Irrfan Khan: As Shaukat, he plays a fast-talking shrewd smartass is entertaining throughout. His dialogue delivery is an executioner as always. He has a more outstanding character compared to the two leads.
Dulquer Salmaan: His natural screen presence, earnest & understated act is a greeting change & he flawlessly nails the Hindi language.
Mithila Palkar: She, as Tanya is pleasing, but is unable to strike with her acting as a feisty teenaged girl.

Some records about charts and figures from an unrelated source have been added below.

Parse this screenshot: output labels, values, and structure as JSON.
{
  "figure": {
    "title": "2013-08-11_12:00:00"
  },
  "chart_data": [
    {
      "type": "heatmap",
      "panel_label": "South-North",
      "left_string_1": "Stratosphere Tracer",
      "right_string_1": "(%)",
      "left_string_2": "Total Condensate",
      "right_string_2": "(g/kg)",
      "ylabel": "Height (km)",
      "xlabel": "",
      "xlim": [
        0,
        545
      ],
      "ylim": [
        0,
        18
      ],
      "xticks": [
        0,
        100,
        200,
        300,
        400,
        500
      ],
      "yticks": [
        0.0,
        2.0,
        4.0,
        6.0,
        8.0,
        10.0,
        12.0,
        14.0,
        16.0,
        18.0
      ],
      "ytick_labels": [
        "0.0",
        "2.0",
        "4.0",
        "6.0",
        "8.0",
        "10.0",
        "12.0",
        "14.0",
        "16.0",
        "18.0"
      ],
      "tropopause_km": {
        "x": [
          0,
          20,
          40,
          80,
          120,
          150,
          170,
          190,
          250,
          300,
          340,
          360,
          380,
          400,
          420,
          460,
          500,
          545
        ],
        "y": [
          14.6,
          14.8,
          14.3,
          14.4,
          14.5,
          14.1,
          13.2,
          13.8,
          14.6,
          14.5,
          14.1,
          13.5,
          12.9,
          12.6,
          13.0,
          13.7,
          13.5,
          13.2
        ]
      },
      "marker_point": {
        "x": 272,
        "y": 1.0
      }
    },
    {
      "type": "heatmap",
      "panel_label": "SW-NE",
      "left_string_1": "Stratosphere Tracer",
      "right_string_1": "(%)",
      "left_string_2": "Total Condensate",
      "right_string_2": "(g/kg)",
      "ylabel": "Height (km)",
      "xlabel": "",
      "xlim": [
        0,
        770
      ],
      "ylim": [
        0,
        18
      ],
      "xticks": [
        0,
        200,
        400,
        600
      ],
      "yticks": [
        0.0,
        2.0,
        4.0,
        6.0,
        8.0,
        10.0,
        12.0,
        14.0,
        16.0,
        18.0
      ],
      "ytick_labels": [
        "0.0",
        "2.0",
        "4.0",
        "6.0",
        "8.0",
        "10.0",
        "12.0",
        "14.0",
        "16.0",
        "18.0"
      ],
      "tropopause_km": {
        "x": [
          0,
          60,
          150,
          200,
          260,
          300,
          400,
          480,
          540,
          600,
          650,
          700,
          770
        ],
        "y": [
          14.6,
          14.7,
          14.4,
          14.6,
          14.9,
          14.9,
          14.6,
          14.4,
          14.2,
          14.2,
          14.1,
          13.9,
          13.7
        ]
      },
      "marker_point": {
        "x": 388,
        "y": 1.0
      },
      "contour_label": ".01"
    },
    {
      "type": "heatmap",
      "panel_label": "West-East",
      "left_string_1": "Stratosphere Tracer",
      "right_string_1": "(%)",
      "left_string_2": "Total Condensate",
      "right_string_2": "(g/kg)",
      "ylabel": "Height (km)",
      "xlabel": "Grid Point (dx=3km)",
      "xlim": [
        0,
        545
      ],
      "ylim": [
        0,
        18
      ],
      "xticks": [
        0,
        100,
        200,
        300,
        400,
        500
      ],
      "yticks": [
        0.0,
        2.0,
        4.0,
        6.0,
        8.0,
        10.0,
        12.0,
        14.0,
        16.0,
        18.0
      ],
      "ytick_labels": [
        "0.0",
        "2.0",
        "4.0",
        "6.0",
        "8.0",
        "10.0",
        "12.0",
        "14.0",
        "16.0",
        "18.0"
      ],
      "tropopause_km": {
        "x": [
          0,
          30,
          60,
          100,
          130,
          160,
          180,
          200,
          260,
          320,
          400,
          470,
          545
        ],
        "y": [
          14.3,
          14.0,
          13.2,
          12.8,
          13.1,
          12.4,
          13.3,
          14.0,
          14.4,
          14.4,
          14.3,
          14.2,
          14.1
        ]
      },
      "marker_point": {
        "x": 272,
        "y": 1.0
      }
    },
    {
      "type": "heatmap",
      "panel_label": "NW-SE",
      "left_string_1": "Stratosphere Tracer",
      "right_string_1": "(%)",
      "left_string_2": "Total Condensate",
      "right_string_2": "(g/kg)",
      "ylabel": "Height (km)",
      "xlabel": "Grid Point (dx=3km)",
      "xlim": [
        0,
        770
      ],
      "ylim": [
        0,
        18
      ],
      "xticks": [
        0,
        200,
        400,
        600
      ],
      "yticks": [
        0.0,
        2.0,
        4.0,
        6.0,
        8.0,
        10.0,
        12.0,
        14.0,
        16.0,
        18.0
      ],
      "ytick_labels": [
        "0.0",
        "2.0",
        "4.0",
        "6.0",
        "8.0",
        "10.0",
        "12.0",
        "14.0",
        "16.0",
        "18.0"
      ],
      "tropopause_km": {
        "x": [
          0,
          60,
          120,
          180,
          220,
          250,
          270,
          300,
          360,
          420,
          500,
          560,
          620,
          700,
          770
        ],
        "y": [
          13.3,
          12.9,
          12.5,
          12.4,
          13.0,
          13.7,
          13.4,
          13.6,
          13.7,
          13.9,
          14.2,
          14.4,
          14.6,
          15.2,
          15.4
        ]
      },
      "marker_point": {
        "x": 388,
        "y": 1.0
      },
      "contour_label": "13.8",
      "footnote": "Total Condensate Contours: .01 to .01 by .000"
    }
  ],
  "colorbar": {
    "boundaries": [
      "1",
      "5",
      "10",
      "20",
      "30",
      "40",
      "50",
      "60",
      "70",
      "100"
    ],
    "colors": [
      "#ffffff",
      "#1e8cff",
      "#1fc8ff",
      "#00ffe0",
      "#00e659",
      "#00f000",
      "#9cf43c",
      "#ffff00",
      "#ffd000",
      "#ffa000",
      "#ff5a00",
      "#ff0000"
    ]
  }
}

STORY: Avinash is an unhappy soul who is trapped in a stalemate job. He and his father share a peculiar relationship. He holds his father responsible for crumbling his dreams. Still, he keeps on contemplating upon this deep-rooted hatred when he gets to hear about his father’s untimely death.
CINEMATOGRAPHY: Capturing
SCREENPLAY: Not in-depth
DIRECTION: Director Akarsh Khurana has directed Karwaan with an amazing tenderness that one can find very little fault in the movie. It has been shot with an extraordinarily painterly eye & besides a not so necessary romantic subplot, it has just one discomfited aspect that has to be taken care of.
Karwaan (2018): It is a silent film. Except for the misfortune that initiates the narrative, not much happens here. It’s a narrative of awakenings & rumination, & as it’s in life, & in the movie also, such things have hardly happened with bugle calls & drum rolls.